Kubanochka
- Full name: Football Club Kubanochka Krasnodar
- Founded: 1988 / 2007
- Dissolved: 2020
- Ground: Trud Stadium Kuban Stadium Andrey-Arena, Afipsky
- Capacity: 3,000 35,200 3,000
- League: Russian championship
- 2019: 3rd
| Home colours |

= Kubanochka Krasnodar =

FK Kubanochka Krasnodar was a Russian women's football team, competed in the Russian Women's Football Championship.

==History==
Founded in 1988 as Zhemchuzhina Krasnodar, it took its current shortly after the dissolution of the Soviet Union.
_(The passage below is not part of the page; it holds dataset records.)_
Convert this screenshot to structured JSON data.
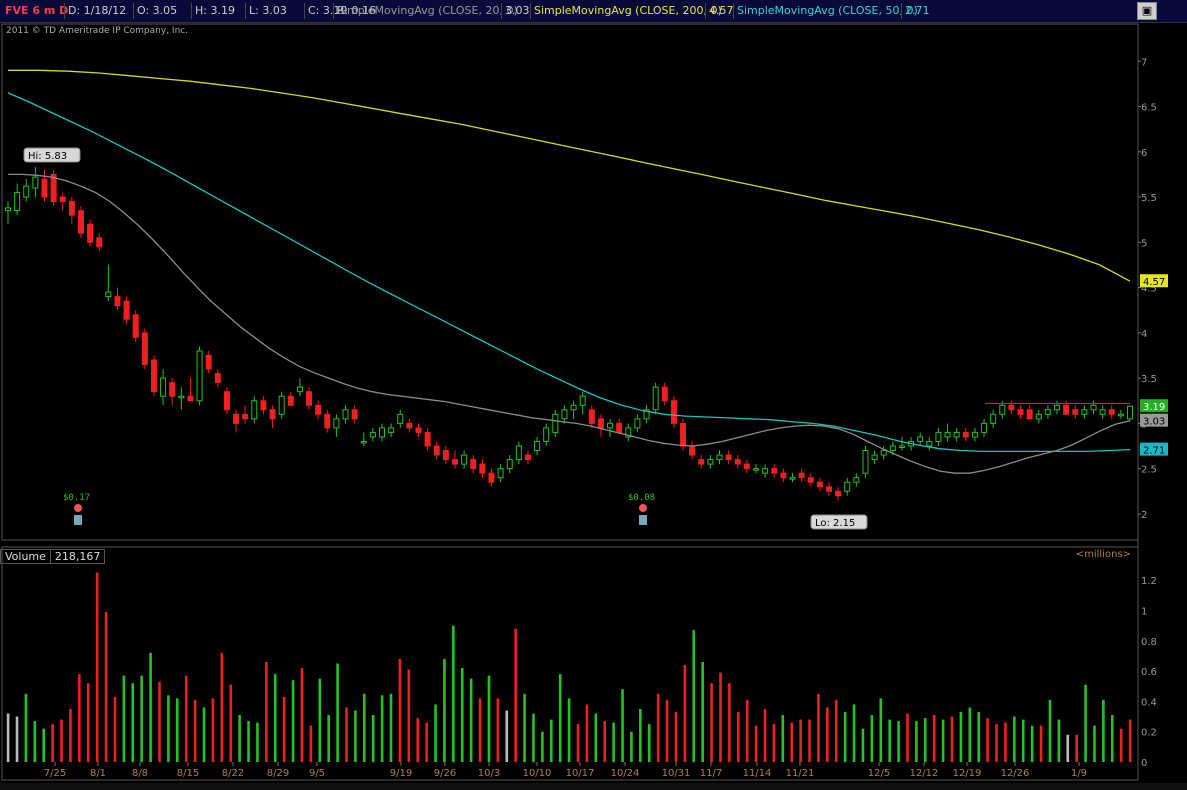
{
  "header": {
    "symbol": "FVE 6 m D",
    "date": "D: 1/18/12",
    "open": "O: 3.05",
    "high": "H: 3.19",
    "low": "L: 3.03",
    "close": "C: 3.19",
    "range": "R: 0.16",
    "sma20_label": "SimpleMovingAvg (CLOSE, 20, 0)",
    "sma20_value": "3.03",
    "sma200_label": "SimpleMovingAvg (CLOSE, 200, 0)",
    "sma200_value": "4.57",
    "sma50_label": "SimpleMovingAvg (CLOSE, 50, 0)",
    "sma50_value": "2.71"
  },
  "copyright": "2011 © TD Ameritrade IP Company, Inc.",
  "volume_panel": {
    "label": "Volume",
    "value": "218,167",
    "units": "<millions>"
  },
  "colors": {
    "up": "#22c322",
    "down": "#ee2020",
    "sma20": "#8c8c8c",
    "sma50": "#19c3c3",
    "sma200": "#d8d820",
    "bg": "#000000"
  },
  "chart_data": [
    {
      "type": "candlestick",
      "title": "FVE 6 m D",
      "ylim": [
        1.8,
        7.5
      ],
      "y_ticks": [
        2,
        2.5,
        3,
        3.5,
        4,
        4.5,
        5,
        5.5,
        6,
        6.5,
        7
      ],
      "x_ticks": [
        "7/25",
        "8/1",
        "8/8",
        "8/15",
        "8/22",
        "8/29",
        "9/5",
        "9/19",
        "9/26",
        "10/3",
        "10/10",
        "10/17",
        "10/24",
        "10/31",
        "11/7",
        "11/14",
        "11/21",
        "12/5",
        "12/12",
        "12/19",
        "12/26",
        "1/9"
      ],
      "annotations": {
        "high": "Hi: 5.83",
        "low": "Lo: 2.15",
        "dividends": [
          "$0.17",
          "$0.08"
        ]
      },
      "price_labels": {
        "close": "3.19",
        "sma20": "3.03",
        "sma50": "2.71",
        "sma200": "4.57"
      },
      "candles": [
        [
          5.35,
          5.45,
          5.2,
          5.38
        ],
        [
          5.35,
          5.65,
          5.3,
          5.55
        ],
        [
          5.5,
          5.7,
          5.45,
          5.62
        ],
        [
          5.6,
          5.83,
          5.5,
          5.72
        ],
        [
          5.7,
          5.8,
          5.45,
          5.5
        ],
        [
          5.75,
          5.8,
          5.4,
          5.45
        ],
        [
          5.5,
          5.55,
          5.35,
          5.45
        ],
        [
          5.45,
          5.5,
          5.2,
          5.3
        ],
        [
          5.35,
          5.4,
          5.05,
          5.1
        ],
        [
          5.2,
          5.25,
          4.95,
          5.0
        ],
        [
          5.05,
          5.1,
          4.9,
          4.95
        ],
        [
          4.4,
          4.75,
          4.35,
          4.45
        ],
        [
          4.4,
          4.5,
          4.25,
          4.3
        ],
        [
          4.35,
          4.4,
          4.1,
          4.15
        ],
        [
          4.2,
          4.25,
          3.9,
          3.95
        ],
        [
          4.0,
          4.05,
          3.6,
          3.65
        ],
        [
          3.7,
          3.75,
          3.3,
          3.35
        ],
        [
          3.3,
          3.6,
          3.2,
          3.5
        ],
        [
          3.45,
          3.5,
          3.2,
          3.3
        ],
        [
          3.3,
          3.4,
          3.15,
          3.3
        ],
        [
          3.3,
          3.5,
          3.25,
          3.25
        ],
        [
          3.25,
          3.85,
          3.2,
          3.8
        ],
        [
          3.75,
          3.8,
          3.55,
          3.6
        ],
        [
          3.55,
          3.6,
          3.4,
          3.45
        ],
        [
          3.35,
          3.4,
          3.1,
          3.15
        ],
        [
          3.1,
          3.15,
          2.9,
          3.0
        ],
        [
          3.1,
          3.2,
          3.0,
          3.05
        ],
        [
          3.05,
          3.3,
          3.0,
          3.25
        ],
        [
          3.25,
          3.3,
          3.1,
          3.15
        ],
        [
          3.15,
          3.2,
          2.95,
          3.05
        ],
        [
          3.1,
          3.35,
          3.05,
          3.3
        ],
        [
          3.3,
          3.35,
          3.2,
          3.2
        ],
        [
          3.35,
          3.5,
          3.3,
          3.4
        ],
        [
          3.35,
          3.4,
          3.15,
          3.2
        ],
        [
          3.2,
          3.25,
          3.05,
          3.1
        ],
        [
          3.1,
          3.15,
          2.9,
          2.95
        ],
        [
          2.95,
          3.1,
          2.85,
          3.05
        ],
        [
          3.05,
          3.2,
          3.0,
          3.15
        ],
        [
          3.15,
          3.2,
          3.0,
          3.05
        ],
        [
          2.8,
          2.9,
          2.75,
          2.8
        ],
        [
          2.85,
          2.95,
          2.8,
          2.9
        ],
        [
          2.85,
          3.0,
          2.8,
          2.95
        ],
        [
          2.9,
          3.0,
          2.85,
          2.95
        ],
        [
          3.0,
          3.15,
          2.95,
          3.1
        ],
        [
          3.0,
          3.05,
          2.9,
          2.95
        ],
        [
          2.95,
          3.0,
          2.85,
          2.9
        ],
        [
          2.9,
          2.95,
          2.7,
          2.75
        ],
        [
          2.75,
          2.8,
          2.6,
          2.65
        ],
        [
          2.7,
          2.75,
          2.55,
          2.6
        ],
        [
          2.6,
          2.7,
          2.5,
          2.55
        ],
        [
          2.55,
          2.7,
          2.5,
          2.65
        ],
        [
          2.6,
          2.65,
          2.45,
          2.5
        ],
        [
          2.55,
          2.6,
          2.4,
          2.45
        ],
        [
          2.45,
          2.5,
          2.3,
          2.35
        ],
        [
          2.4,
          2.55,
          2.35,
          2.5
        ],
        [
          2.5,
          2.65,
          2.45,
          2.6
        ],
        [
          2.6,
          2.8,
          2.55,
          2.75
        ],
        [
          2.65,
          2.7,
          2.55,
          2.6
        ],
        [
          2.7,
          2.85,
          2.65,
          2.8
        ],
        [
          2.8,
          3.0,
          2.75,
          2.95
        ],
        [
          2.9,
          3.15,
          2.85,
          3.1
        ],
        [
          3.05,
          3.2,
          3.0,
          3.15
        ],
        [
          3.15,
          3.25,
          3.05,
          3.2
        ],
        [
          3.2,
          3.35,
          3.1,
          3.3
        ],
        [
          3.15,
          3.2,
          2.95,
          3.0
        ],
        [
          3.05,
          3.1,
          2.85,
          2.95
        ],
        [
          2.95,
          3.05,
          2.85,
          3.0
        ],
        [
          3.0,
          3.05,
          2.9,
          2.9
        ],
        [
          2.85,
          3.0,
          2.8,
          2.95
        ],
        [
          2.95,
          3.1,
          2.9,
          3.05
        ],
        [
          3.05,
          3.2,
          3.0,
          3.15
        ],
        [
          3.15,
          3.45,
          3.1,
          3.4
        ],
        [
          3.4,
          3.45,
          3.2,
          3.25
        ],
        [
          3.25,
          3.3,
          2.95,
          3.0
        ],
        [
          3.0,
          3.05,
          2.7,
          2.75
        ],
        [
          2.75,
          2.8,
          2.6,
          2.65
        ],
        [
          2.6,
          2.65,
          2.5,
          2.55
        ],
        [
          2.55,
          2.65,
          2.5,
          2.6
        ],
        [
          2.6,
          2.7,
          2.55,
          2.65
        ],
        [
          2.65,
          2.7,
          2.55,
          2.6
        ],
        [
          2.6,
          2.65,
          2.5,
          2.55
        ],
        [
          2.55,
          2.6,
          2.45,
          2.5
        ],
        [
          2.5,
          2.55,
          2.45,
          2.5
        ],
        [
          2.45,
          2.55,
          2.4,
          2.5
        ],
        [
          2.5,
          2.55,
          2.4,
          2.45
        ],
        [
          2.45,
          2.5,
          2.35,
          2.4
        ],
        [
          2.4,
          2.45,
          2.35,
          2.4
        ],
        [
          2.45,
          2.5,
          2.35,
          2.4
        ],
        [
          2.4,
          2.45,
          2.3,
          2.35
        ],
        [
          2.35,
          2.4,
          2.25,
          2.3
        ],
        [
          2.3,
          2.35,
          2.2,
          2.25
        ],
        [
          2.25,
          2.3,
          2.15,
          2.2
        ],
        [
          2.25,
          2.4,
          2.2,
          2.35
        ],
        [
          2.35,
          2.45,
          2.3,
          2.4
        ],
        [
          2.45,
          2.75,
          2.4,
          2.7
        ],
        [
          2.6,
          2.7,
          2.55,
          2.65
        ],
        [
          2.65,
          2.75,
          2.6,
          2.7
        ],
        [
          2.7,
          2.8,
          2.65,
          2.75
        ],
        [
          2.75,
          2.85,
          2.7,
          2.75
        ],
        [
          2.75,
          2.85,
          2.7,
          2.8
        ],
        [
          2.8,
          2.9,
          2.75,
          2.85
        ],
        [
          2.75,
          2.85,
          2.7,
          2.8
        ],
        [
          2.8,
          2.95,
          2.75,
          2.9
        ],
        [
          2.85,
          3.0,
          2.8,
          2.9
        ],
        [
          2.85,
          2.95,
          2.8,
          2.9
        ],
        [
          2.9,
          2.95,
          2.8,
          2.85
        ],
        [
          2.85,
          2.95,
          2.8,
          2.9
        ],
        [
          2.9,
          3.05,
          2.85,
          3.0
        ],
        [
          3.0,
          3.15,
          2.95,
          3.1
        ],
        [
          3.1,
          3.25,
          3.05,
          3.2
        ],
        [
          3.2,
          3.25,
          3.1,
          3.15
        ],
        [
          3.15,
          3.2,
          3.05,
          3.1
        ],
        [
          3.15,
          3.2,
          3.05,
          3.05
        ],
        [
          3.05,
          3.15,
          3.0,
          3.1
        ],
        [
          3.1,
          3.2,
          3.05,
          3.15
        ],
        [
          3.15,
          3.25,
          3.1,
          3.2
        ],
        [
          3.2,
          3.25,
          3.1,
          3.1
        ],
        [
          3.15,
          3.2,
          3.05,
          3.1
        ],
        [
          3.1,
          3.2,
          3.05,
          3.15
        ],
        [
          3.15,
          3.25,
          3.1,
          3.2
        ],
        [
          3.1,
          3.2,
          3.05,
          3.15
        ],
        [
          3.15,
          3.2,
          3.05,
          3.1
        ],
        [
          3.1,
          3.15,
          3.05,
          3.1
        ],
        [
          3.05,
          3.19,
          3.03,
          3.19
        ]
      ],
      "sma20": [
        5.75,
        5.75,
        5.74,
        5.72,
        5.68,
        5.62,
        5.55,
        5.45,
        5.32,
        5.18,
        5.02,
        4.85,
        4.67,
        4.5,
        4.34,
        4.2,
        4.06,
        3.94,
        3.82,
        3.72,
        3.63,
        3.56,
        3.5,
        3.44,
        3.39,
        3.35,
        3.32,
        3.3,
        3.28,
        3.26,
        3.24,
        3.21,
        3.18,
        3.15,
        3.12,
        3.09,
        3.06,
        3.04,
        3.02,
        3.0,
        2.97,
        2.93,
        2.89,
        2.85,
        2.81,
        2.78,
        2.76,
        2.75,
        2.77,
        2.8,
        2.84,
        2.88,
        2.92,
        2.95,
        2.97,
        2.98,
        2.97,
        2.94,
        2.88,
        2.8,
        2.72,
        2.65,
        2.58,
        2.52,
        2.47,
        2.45,
        2.45,
        2.48,
        2.52,
        2.57,
        2.62,
        2.66,
        2.7,
        2.76,
        2.84,
        2.92,
        2.99,
        3.03
      ],
      "sma50": [
        6.65,
        6.55,
        6.44,
        6.33,
        6.22,
        6.1,
        5.98,
        5.86,
        5.73,
        5.6,
        5.47,
        5.34,
        5.21,
        5.08,
        4.95,
        4.82,
        4.69,
        4.56,
        4.44,
        4.32,
        4.2,
        4.08,
        3.96,
        3.84,
        3.72,
        3.6,
        3.49,
        3.38,
        3.28,
        3.2,
        3.14,
        3.1,
        3.08,
        3.07,
        3.06,
        3.05,
        3.04,
        3.02,
        3.0,
        2.97,
        2.92,
        2.87,
        2.81,
        2.76,
        2.72,
        2.7,
        2.69,
        2.69,
        2.69,
        2.69,
        2.69,
        2.69,
        2.7,
        2.71
      ],
      "sma200": [
        6.9,
        6.9,
        6.89,
        6.87,
        6.84,
        6.81,
        6.78,
        6.74,
        6.7,
        6.65,
        6.6,
        6.54,
        6.48,
        6.42,
        6.36,
        6.3,
        6.23,
        6.16,
        6.09,
        6.02,
        5.95,
        5.88,
        5.81,
        5.74,
        5.67,
        5.6,
        5.53,
        5.46,
        5.4,
        5.34,
        5.28,
        5.21,
        5.14,
        5.06,
        4.97,
        4.87,
        4.75,
        4.57
      ],
      "resistance": 3.22
    },
    {
      "type": "bar",
      "title": "Volume",
      "ylim": [
        0,
        1.3
      ],
      "y_ticks": [
        0,
        0.2,
        0.4,
        0.6,
        0.8,
        1,
        1.2
      ],
      "values": [
        0.32,
        0.3,
        0.45,
        0.27,
        0.22,
        0.25,
        0.28,
        0.35,
        0.58,
        0.52,
        1.25,
        0.99,
        0.43,
        0.57,
        0.52,
        0.57,
        0.72,
        0.53,
        0.44,
        0.42,
        0.57,
        0.41,
        0.36,
        0.42,
        0.72,
        0.51,
        0.31,
        0.27,
        0.26,
        0.66,
        0.58,
        0.43,
        0.54,
        0.62,
        0.24,
        0.55,
        0.31,
        0.65,
        0.36,
        0.34,
        0.45,
        0.31,
        0.44,
        0.45,
        0.68,
        0.61,
        0.29,
        0.26,
        0.38,
        0.68,
        0.9,
        0.62,
        0.55,
        0.42,
        0.57,
        0.42,
        0.34,
        0.88,
        0.45,
        0.32,
        0.2,
        0.28,
        0.58,
        0.42,
        0.25,
        0.38,
        0.32,
        0.27,
        0.26,
        0.48,
        0.2,
        0.35,
        0.25,
        0.45,
        0.41,
        0.33,
        0.64,
        0.87,
        0.66,
        0.52,
        0.59,
        0.52,
        0.33,
        0.41,
        0.24,
        0.35,
        0.25,
        0.31,
        0.26,
        0.28,
        0.28,
        0.45,
        0.36,
        0.41,
        0.33,
        0.38,
        0.22,
        0.31,
        0.42,
        0.28,
        0.27,
        0.32,
        0.27,
        0.29,
        0.31,
        0.28,
        0.3,
        0.33,
        0.36,
        0.33,
        0.29,
        0.25,
        0.26,
        0.3,
        0.28,
        0.24,
        0.24,
        0.41,
        0.28,
        0.18,
        0.18,
        0.51,
        0.24,
        0.41,
        0.31,
        0.22,
        0.28
      ],
      "up": [
        false,
        false,
        true,
        true,
        true,
        false,
        false,
        false,
        false,
        false,
        false,
        false,
        false,
        true,
        true,
        true,
        true,
        false,
        true,
        true,
        false,
        false,
        true,
        false,
        false,
        false,
        true,
        true,
        true,
        false,
        true,
        false,
        true,
        false,
        false,
        true,
        true,
        true,
        false,
        true,
        true,
        true,
        true,
        true,
        false,
        false,
        false,
        false,
        true,
        true,
        true,
        true,
        true,
        false,
        true,
        false,
        false,
        false,
        true,
        true,
        true,
        true,
        true,
        true,
        false,
        false,
        true,
        false,
        true,
        true,
        true,
        true,
        true,
        false,
        false,
        false,
        false,
        true,
        true,
        false,
        false,
        false,
        false,
        false,
        false,
        false,
        false,
        true,
        false,
        false,
        false,
        false,
        false,
        false,
        true,
        true,
        true,
        true,
        true,
        true,
        true,
        false,
        true,
        true,
        false,
        true,
        false,
        true,
        true,
        true,
        false,
        false,
        false,
        true,
        true,
        true,
        false,
        true,
        true,
        true,
        false,
        true,
        true,
        true,
        true
      ],
      "flat": [
        0,
        1,
        56,
        119
      ]
    }
  ]
}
Kubanochka chained two consecutive promotions to reach the top division in 1996. In its first season the team ranked 6th. In 2000 Kubanochka was 4th, their best result to date, but the team was disbanded following the end of the season.

The club was reestablished in 2007. The new Kubanochka was 5th in the Second Level in its first season. In 2009 the team was promoted after succeeding in its second try in the promotion play-offs. In its return to the national top division Kubanochka was last with 5 points, but kept its spot as the category was expanded to eight teams.

In 2014 they lost the Russian Cup final to VDV Ryazan.

On 2020 the club has been dissolved.